How to Avoid Liquidation
The best liquidation is the one that never happens. While you cannot control market prices, you can manage your position to maintain a comfortable safety margin. Here are practical strategies used by experienced DeFi borrowers.
- Know your liquidation price before borrowing. Use this calculator to determine exactly where your position becomes unsafe. Never borrow the maximum amount — always leave a buffer for market volatility.
- Keep a safety margin above 50% in volatile markets. If ETH is at $3,000 and your liquidation price is $2,800, a 7% drop wipes you out. A safety margin of 50% or more gives you breathing room during flash crashes and high-volatility events.
- Set up automated alerts. Use a monitoring service like DeFi Monitor to receive Telegram or Discord notifications when your health factor drops below a threshold. Getting an alert at health factor 1.5 gives you time to act before reaching 1.0.

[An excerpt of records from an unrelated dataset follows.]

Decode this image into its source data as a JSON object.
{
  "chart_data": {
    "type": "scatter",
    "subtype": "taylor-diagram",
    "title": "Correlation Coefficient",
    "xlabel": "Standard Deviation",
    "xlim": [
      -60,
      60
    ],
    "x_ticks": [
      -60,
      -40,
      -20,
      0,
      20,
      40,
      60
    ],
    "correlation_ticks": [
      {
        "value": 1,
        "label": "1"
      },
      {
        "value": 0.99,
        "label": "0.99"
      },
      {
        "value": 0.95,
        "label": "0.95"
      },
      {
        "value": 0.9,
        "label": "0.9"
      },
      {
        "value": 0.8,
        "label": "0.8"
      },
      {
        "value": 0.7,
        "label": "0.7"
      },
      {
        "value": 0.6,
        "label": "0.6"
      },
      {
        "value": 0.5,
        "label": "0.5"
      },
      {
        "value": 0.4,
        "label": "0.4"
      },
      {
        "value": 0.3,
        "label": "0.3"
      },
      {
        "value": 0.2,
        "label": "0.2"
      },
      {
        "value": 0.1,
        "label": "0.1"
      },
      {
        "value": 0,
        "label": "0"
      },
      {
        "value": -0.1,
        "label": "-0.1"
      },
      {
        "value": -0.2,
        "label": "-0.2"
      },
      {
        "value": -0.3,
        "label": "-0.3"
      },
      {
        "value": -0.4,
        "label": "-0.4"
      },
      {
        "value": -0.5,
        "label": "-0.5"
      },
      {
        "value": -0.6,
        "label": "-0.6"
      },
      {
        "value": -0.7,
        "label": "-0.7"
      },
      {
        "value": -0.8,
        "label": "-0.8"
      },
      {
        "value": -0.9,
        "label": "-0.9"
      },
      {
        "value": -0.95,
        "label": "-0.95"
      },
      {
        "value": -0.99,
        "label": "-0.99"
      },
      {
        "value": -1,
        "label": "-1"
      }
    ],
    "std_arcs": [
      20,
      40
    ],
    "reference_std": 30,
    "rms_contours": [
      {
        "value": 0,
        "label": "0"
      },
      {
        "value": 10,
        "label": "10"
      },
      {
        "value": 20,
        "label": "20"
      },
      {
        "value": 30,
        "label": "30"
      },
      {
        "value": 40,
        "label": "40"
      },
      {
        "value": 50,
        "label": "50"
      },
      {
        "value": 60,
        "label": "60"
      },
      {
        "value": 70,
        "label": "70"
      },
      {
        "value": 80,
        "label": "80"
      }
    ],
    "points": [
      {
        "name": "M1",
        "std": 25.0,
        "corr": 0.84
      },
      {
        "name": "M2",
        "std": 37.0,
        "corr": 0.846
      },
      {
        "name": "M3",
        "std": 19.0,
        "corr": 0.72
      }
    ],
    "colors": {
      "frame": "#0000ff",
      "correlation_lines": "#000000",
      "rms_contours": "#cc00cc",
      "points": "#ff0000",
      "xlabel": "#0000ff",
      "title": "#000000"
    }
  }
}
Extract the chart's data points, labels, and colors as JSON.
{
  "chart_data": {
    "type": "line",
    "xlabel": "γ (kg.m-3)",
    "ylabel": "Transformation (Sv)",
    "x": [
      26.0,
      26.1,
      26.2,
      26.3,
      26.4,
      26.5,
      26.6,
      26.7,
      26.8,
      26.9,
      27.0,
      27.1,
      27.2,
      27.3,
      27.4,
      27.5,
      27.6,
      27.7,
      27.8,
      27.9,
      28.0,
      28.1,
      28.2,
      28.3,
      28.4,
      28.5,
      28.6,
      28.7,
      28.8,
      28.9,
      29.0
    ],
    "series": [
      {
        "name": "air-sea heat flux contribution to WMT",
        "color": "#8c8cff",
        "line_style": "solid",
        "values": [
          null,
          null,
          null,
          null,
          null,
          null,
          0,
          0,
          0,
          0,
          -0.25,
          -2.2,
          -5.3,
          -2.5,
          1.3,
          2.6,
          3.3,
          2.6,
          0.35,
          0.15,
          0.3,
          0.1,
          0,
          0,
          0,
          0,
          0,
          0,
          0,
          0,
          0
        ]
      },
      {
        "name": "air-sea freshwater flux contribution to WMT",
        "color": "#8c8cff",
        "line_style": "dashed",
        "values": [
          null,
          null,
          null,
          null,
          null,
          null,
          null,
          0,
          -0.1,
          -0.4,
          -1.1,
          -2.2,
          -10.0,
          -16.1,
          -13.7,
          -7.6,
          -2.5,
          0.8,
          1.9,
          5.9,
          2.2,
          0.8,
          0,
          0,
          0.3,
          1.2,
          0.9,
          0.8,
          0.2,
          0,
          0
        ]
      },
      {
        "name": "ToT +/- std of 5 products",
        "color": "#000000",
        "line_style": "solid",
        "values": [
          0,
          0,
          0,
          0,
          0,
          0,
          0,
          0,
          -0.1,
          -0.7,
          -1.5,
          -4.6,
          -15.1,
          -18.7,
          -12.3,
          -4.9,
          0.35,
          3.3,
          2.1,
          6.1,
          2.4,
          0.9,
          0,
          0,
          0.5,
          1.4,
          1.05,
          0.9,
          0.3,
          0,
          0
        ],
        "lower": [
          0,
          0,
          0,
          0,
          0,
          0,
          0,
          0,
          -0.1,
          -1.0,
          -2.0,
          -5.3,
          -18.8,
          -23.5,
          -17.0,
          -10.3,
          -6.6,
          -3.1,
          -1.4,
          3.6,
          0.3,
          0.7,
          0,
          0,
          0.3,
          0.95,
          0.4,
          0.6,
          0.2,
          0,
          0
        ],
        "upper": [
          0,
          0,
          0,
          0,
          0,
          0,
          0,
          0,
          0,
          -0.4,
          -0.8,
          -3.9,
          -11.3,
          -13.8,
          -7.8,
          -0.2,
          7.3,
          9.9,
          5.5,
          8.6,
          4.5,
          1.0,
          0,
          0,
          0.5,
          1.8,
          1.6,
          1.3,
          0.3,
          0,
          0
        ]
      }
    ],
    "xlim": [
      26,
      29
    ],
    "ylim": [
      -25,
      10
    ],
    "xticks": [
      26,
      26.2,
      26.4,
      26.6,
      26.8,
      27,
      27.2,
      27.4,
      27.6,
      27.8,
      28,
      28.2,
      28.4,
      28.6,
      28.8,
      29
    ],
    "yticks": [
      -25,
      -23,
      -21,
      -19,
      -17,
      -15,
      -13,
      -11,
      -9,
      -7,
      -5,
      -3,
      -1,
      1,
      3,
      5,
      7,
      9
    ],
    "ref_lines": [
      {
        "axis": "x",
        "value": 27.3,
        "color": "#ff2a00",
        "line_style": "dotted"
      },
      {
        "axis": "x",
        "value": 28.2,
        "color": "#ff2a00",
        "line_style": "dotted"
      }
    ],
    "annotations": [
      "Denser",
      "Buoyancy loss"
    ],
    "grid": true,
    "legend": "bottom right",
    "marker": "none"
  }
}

- Monitor oracle prices, not just exchange prices. Liquidation is triggered by the protocol's oracle price, not by the spot price on your favorite exchange. Chainlink and Chronicle oracles aggregate prices from multiple sources and may lag during fast moves. Check what price the protocol sees, not what Binance shows.
- Make partial repayments to increase your safety margin. You do not need to repay your entire loan — even a small debt repayment improves your health factor. If your health factor is at 1.3 and you repay 20% of your debt, it could jump to 1.6 or higher.
- Use stablecoins as collateral to reduce volatility risk. Borrowing against stablecoins (like USDC or DAI) eliminates collateral price risk. Your liquidation price becomes a function of your debt-to-collateral ratio only, not of market movements. The trade-off is lower LTV ratios and less capital efficiency.
- Watch for cascading liquidations during market crashes. Large market drops can trigger waves of liquidations, which in turn dump more collateral onto the market, pushing prices further down. During these events, even positions with seemingly safe margins can be at risk. If you see large liquidations happening on-chain, consider proactively reducing your exposure.